Anti-community behavior cannot be tolerated in the fight against danger, and authorities must have the legal means to enforce law-abiding behavior.
Many European countries have extraordinary powers – each in its own constitutional tradition. There is France, for example, where there has been a state of emergency for so long that we hardly remember the date of its introduction. What we Hungarians do, when we can’t count on anyone else, should be left to Hungarians to decide.
Emergency situations require emergency authorizations. Everyone agrees. Because it’s as simple as one plus one. In danger, things are simplified, and the order of importance is clear. Does everyone agree?

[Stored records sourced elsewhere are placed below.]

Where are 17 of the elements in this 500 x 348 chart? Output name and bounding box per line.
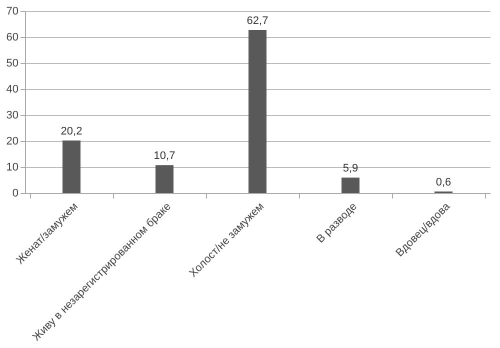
data-label: 5,9: [342, 162, 358, 175]
bar: [342, 178, 360, 193]
y-tick-label: 30: [6, 110, 18, 122]
bar: [248, 30, 266, 193]
y-tick-label: 60: [6, 32, 18, 44]
data-label: 10,7: [154, 150, 176, 162]
y-tick-label: 0: [12, 188, 18, 200]
y-tick-label: 10: [6, 162, 18, 174]
bar: [156, 165, 174, 193]
y-tick-label: 20: [6, 136, 18, 148]
y-tick-label: 40: [6, 84, 18, 96]
data-label: 62,7: [246, 14, 268, 27]
data-label: 20,2: [60, 125, 82, 138]
bar: [62, 140, 80, 193]
y-tick-label: 50: [6, 58, 18, 70]
y-tick-label: 70: [6, 6, 18, 18]
data-label: 0,6: [436, 176, 452, 188]
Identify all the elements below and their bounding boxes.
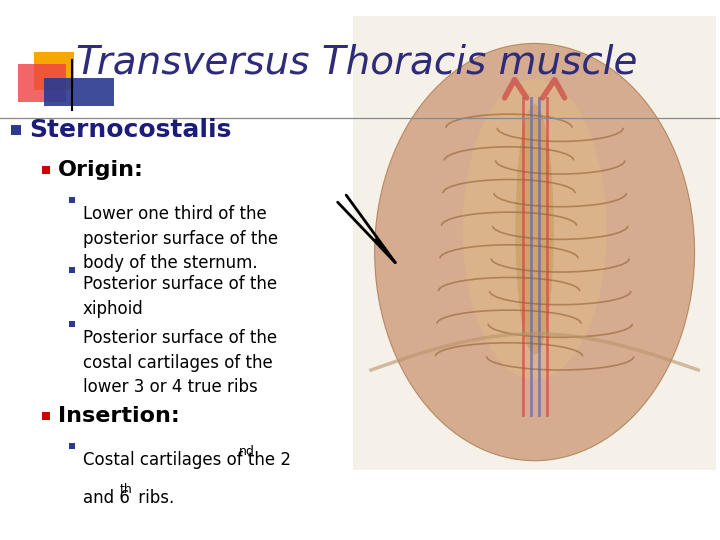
- Text: Sternocostalis: Sternocostalis: [29, 118, 231, 141]
- Text: Costal cartilages of the 2: Costal cartilages of the 2: [83, 451, 291, 469]
- Bar: [69, 267, 75, 273]
- Bar: [353, 16, 716, 470]
- Text: Lower one third of the
posterior surface of the
body of the sternum.: Lower one third of the posterior surface…: [83, 205, 278, 272]
- Ellipse shape: [374, 43, 695, 461]
- Text: Insertion:: Insertion:: [58, 406, 179, 426]
- Text: and 6: and 6: [83, 489, 130, 507]
- Text: ribs.: ribs.: [132, 489, 174, 507]
- Ellipse shape: [463, 79, 606, 380]
- Bar: [11, 125, 21, 134]
- Bar: [69, 443, 75, 449]
- Bar: [18, 64, 66, 102]
- Text: Posterior surface of the
costal cartilages of the
lower 3 or 4 true ribs: Posterior surface of the costal cartilag…: [83, 329, 277, 396]
- Bar: [44, 78, 114, 106]
- Bar: [69, 197, 75, 203]
- Text: Transversus Thoracis muscle: Transversus Thoracis muscle: [76, 43, 637, 81]
- Text: th: th: [120, 483, 132, 496]
- Bar: [69, 321, 75, 327]
- Bar: [44, 78, 114, 106]
- Bar: [42, 412, 50, 420]
- Text: nd: nd: [239, 445, 255, 458]
- Bar: [42, 166, 50, 174]
- Ellipse shape: [516, 104, 554, 355]
- Bar: [34, 52, 74, 90]
- Text: Origin:: Origin:: [58, 160, 143, 180]
- Text: Posterior surface of the
xiphoid: Posterior surface of the xiphoid: [83, 275, 277, 318]
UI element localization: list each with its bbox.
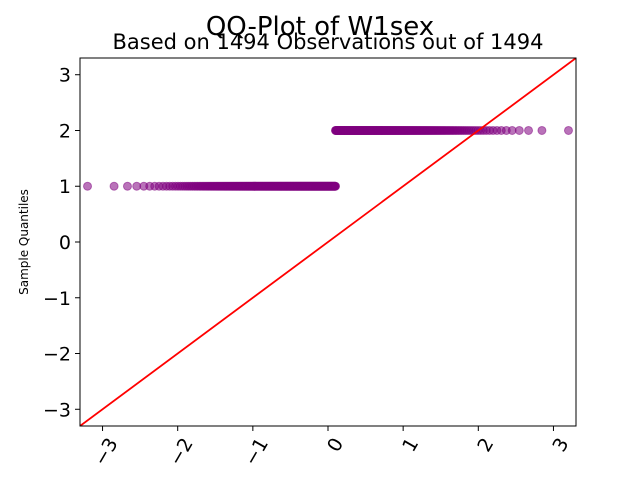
data-points bbox=[83, 125, 573, 191]
x-tick-label: 0 bbox=[323, 434, 348, 455]
x-tick-label: 1 bbox=[398, 434, 423, 455]
series-0-points bbox=[83, 181, 341, 191]
data-point bbox=[331, 125, 341, 135]
x-tick-label: −3 bbox=[90, 434, 123, 469]
data-point bbox=[122, 181, 132, 191]
x-axis: −3 −2 −1 0 1 2 3 bbox=[90, 426, 574, 470]
y-tick-label: −3 bbox=[43, 399, 71, 421]
x-tick-label: 2 bbox=[473, 434, 498, 455]
y-tick-label: −1 bbox=[43, 288, 71, 310]
y-tick-label: 2 bbox=[59, 120, 71, 142]
reference-line bbox=[80, 58, 576, 426]
reference-line-layer bbox=[80, 58, 576, 426]
series-1-points bbox=[331, 125, 573, 135]
x-tick-label: 3 bbox=[548, 434, 573, 455]
data-point bbox=[331, 181, 341, 191]
data-point bbox=[83, 181, 93, 191]
y-tick-label: 1 bbox=[59, 176, 71, 198]
y-tick-label: −2 bbox=[43, 344, 71, 366]
chart-subtitle: Based on 1494 Observations out of 1494 bbox=[112, 30, 543, 54]
data-point bbox=[524, 125, 534, 135]
y-tick-label: 3 bbox=[59, 65, 71, 87]
data-point bbox=[537, 125, 547, 135]
chart-title: QQ-Plot of W1sex bbox=[206, 12, 434, 42]
x-tick-label: −1 bbox=[240, 434, 273, 469]
y-axis: −3 −2 −1 0 1 2 3 bbox=[43, 65, 80, 421]
data-point bbox=[514, 125, 524, 135]
data-point bbox=[563, 125, 573, 135]
y-axis-label: Sample Quantiles bbox=[17, 189, 31, 295]
y-tick-label: 0 bbox=[59, 232, 71, 254]
data-point bbox=[109, 181, 119, 191]
x-tick-label: −2 bbox=[165, 434, 198, 469]
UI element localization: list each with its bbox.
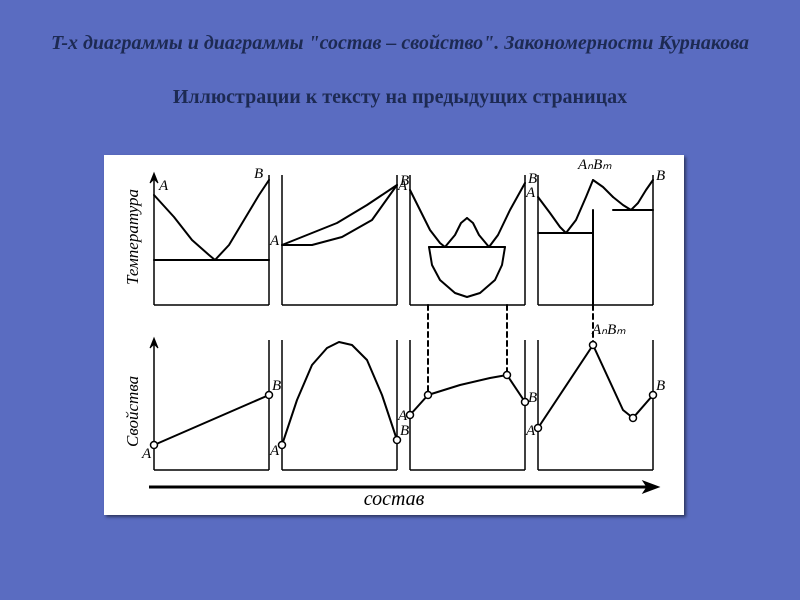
svg-text:А: А [269,233,280,249]
x-axis-label-composition: состав [104,488,684,511]
slide-title: T-x диаграммы и диаграммы "состав – свой… [0,32,800,55]
svg-text:А: А [269,443,280,459]
slide-root: T-x диаграммы и диаграммы "состав – свой… [0,0,800,600]
svg-text:AₙBₘ: AₙBₘ [577,157,612,173]
svg-text:AₙBₘ: AₙBₘ [591,322,626,338]
y-axis-label-temperature: Температура [123,189,143,285]
svg-text:А: А [397,408,408,424]
figure-container: АВАВАВАВAₙBₘАВАВАВАВAₙBₘ Температура Сво… [104,155,684,515]
svg-text:В: В [400,423,409,439]
svg-text:А: А [141,446,152,462]
svg-text:В: В [656,378,665,394]
svg-text:А: А [397,178,408,194]
diagram-svg: АВАВАВАВAₙBₘАВАВАВАВAₙBₘ [104,155,684,515]
svg-text:А: А [525,185,536,201]
svg-text:А: А [525,423,536,439]
svg-text:В: В [272,378,281,394]
svg-text:А: А [158,178,169,194]
slide-subtitle: Иллюстрации к тексту на предыдущих стран… [0,86,800,109]
svg-text:В: В [254,166,263,182]
svg-text:В: В [528,390,537,406]
svg-text:В: В [656,168,665,184]
y-axis-label-property: Свойства [123,376,143,447]
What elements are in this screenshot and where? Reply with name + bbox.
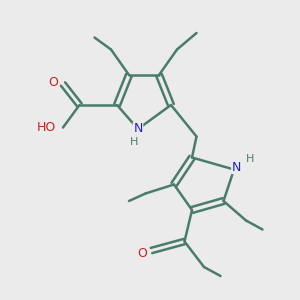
- Text: HO: HO: [37, 121, 56, 134]
- Text: H: H: [246, 154, 255, 164]
- Text: N: N: [133, 122, 143, 136]
- Text: H: H: [130, 136, 139, 147]
- Text: O: O: [49, 76, 58, 89]
- Text: O: O: [138, 247, 147, 260]
- Text: N: N: [232, 160, 241, 174]
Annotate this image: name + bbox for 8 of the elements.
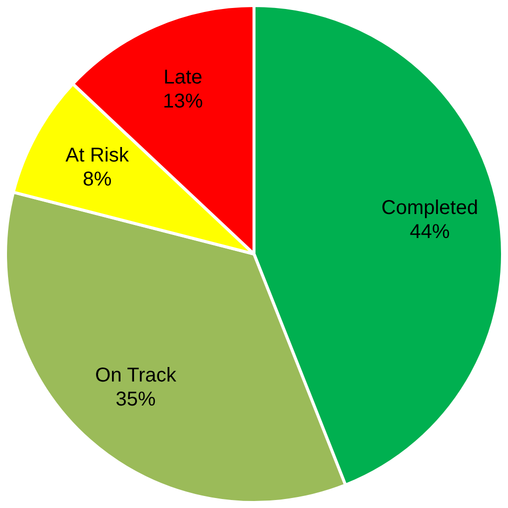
slice-label: At Risk — [66, 144, 130, 166]
data-label: 44% — [410, 220, 450, 243]
data-label: 35% — [116, 388, 156, 411]
slice-label: On Track — [95, 364, 178, 387]
slice-label: Completed — [381, 196, 478, 219]
data-label: 13% — [162, 90, 204, 112]
slice-label: Late — [163, 66, 202, 88]
data-label: 8% — [82, 168, 112, 190]
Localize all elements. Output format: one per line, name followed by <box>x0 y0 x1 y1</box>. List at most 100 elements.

Unfortunately not! For some irresponsible Hungarian opposition parties and certain press outlets, the most important thing in an emergency is not to strengthen the defenses of the community but instead continue the unabashed power play they became accustomed to in peacetime. The usual international brigade led by Radka Maxová has now joined in… as well as POLITICO, and the entire well-known “choir” from peacetime.
Do you need more evidence than the astonishing letter of Ms. Maxová to prove what a danger such irresponsible, ideological, anarchist liberalism can pose to the defense of a society in such a situation!
Dear Maxová! Dear POLITICO! Dear Everyone! We do not want to tell you how to protect effectively against the epidemic in the Czech Republic or elsewhere in Europe. Obviously, there is plenty to do there. Deal with it, now! And, please, do not tell us how to protect ourselves from this insidious, invisible disease. Because that’s our responsibility. The effectiveness of the work of Hungarian leaders in the fight against the epidemic will be judged by the Hungarian people, according to their own constitutional system, once normal order returns.
Are you willing to take responsibility if we lose more human life in Hungary as a result of your stubbornness and unrealistic whining? According to your letter, you want to tell us what we Hungarians can and cannot do. Do you take responsibility for this situation? The majority of Hungarian citizens are satisfied with the measures taken by the Hungarian government during the first two weeks of the emergency. According to surveys, many people demand even stricter measures. So, we say, enough! Stop shouting irresponsibly from the outside! Enough is enough; mind your own business!